"I dream of a hard and brutal mysticism in which the naked self merges with the nonhuman world and somehow survives...Paradox and bedrock."-Edward Abbey

08 December 2011


Rohatso is supposedly when the Buddha had his ah-ha! moment in the shade of the bodhi tree. I noted the passing of the holiday with a belly full of bar-b-que. Then again, I am a heretic. A fact I not only readily admit to, but sometimes all but brag about.

It was ten years ago to the day I took my refuge vows, the Buddhist equivalent of baptism someone once told me. My sangha was a lovely British woman who looked Sinead O'Conner in saffron robes. It was fantastic. Even and especially when she broke it down in Sanskrit. I found myself getting both theologically and linguistically erect when that happened.

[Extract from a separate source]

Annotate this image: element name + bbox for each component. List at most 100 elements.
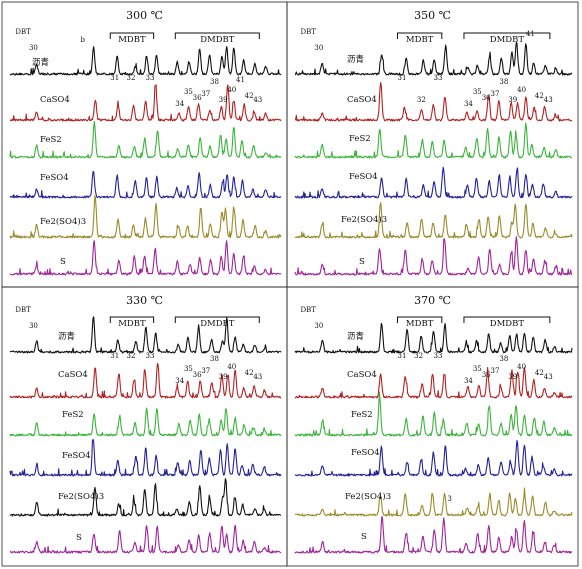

I started calling myself a Buddhist when I was twenty-two, just before my daughter was born, but didn't take the vows for another seven years. That Rohatso, Jezebel asked me what it was like to be a real Buddhist. With a shrug, I told her it wasn't any different than the prior seven years. That night I went out drinking with some punk-rock friends.

Being a heretic, I've never been under any obligation to be a good Buddhist...


  1. Man, being a Buddhist sounds pretty damn sweet.

  2. I suppose so. For me, it's at least interesting.

    Thanx for following.

  3. One oddly enjoyable aspect of Buddhist--for me at least--is when you tell someone you are. What conversations I've had over the years..!!

    I think in the West the belief is that a Buddhist is bald, lives on a mountain, only eats rice while wearing long colorful robes and ringing prayer bells. A woman once said to me, "I thought only men could be Buddhists." I enlightened her. (Sorry. Couldn't resist that one).

    As a semi-functioning, usually failing, practitioner of awareness, several years ago, on Bodhi Day, I got a small 2" Buddha tattoo on my left innner forearm. He sits cross-legged, smiling, and floating in the air. Every day I am reminded to be in the moment and try harder.

    That's the beauty of Buddhism: it doesn't matter that you fail, it only matters that you try.

  4. I can empathize about the conversations and the kooky western perception. My best story for that involved someone who told me it was ethnically incorrect for me to be a Buddhist. Seriously.

    Most of the tattoos on my left half-sleeve are Buddhist in nature. The exception being my first, which is a yin-yang suspended within flames and a chaos star, but that's another story.

    At it's heart, Buddhism is a philosophy, that's pretty well how I see it. The religious trappings are what was picked up over the centuries of evolution as the philosophy spread. Perhaps it seems hokey, but I think it's one that works.

  5. I agree on the philosophy aspect, most definitely over the religious. Buddhism, for me, isn't about religion or beliefs or doctrine, it's about freeing the mind; seeing; being awake.

    One of my most favorite stories about the Buddha...
    After his enlightenment a man asked him if he was a god. The Buddha said no. The man asked if he was a sorcerer? A wizard? The Buddha said no. The man asked if he was an angel. Again the Buddha said no.
    "Well then, what are you?" asked the man.
    The Buddha replied, "I am awake."

  6. I think that's my favorite tale too.

  7. One of my sons is studying Buddha. I think he'd be a better Buddhist than I am a Christian. I like to argue with The Lord. (good times)

  8. I have many fine books if needs be. If the PTL scandal, back when I lived in North Carolina didn't prove I wasn't a Christian, than it was when my father had his first heart attack; I called the Christian god a dick and double-dog dared him to strike me down...I was, twenty-one and impetus at the time.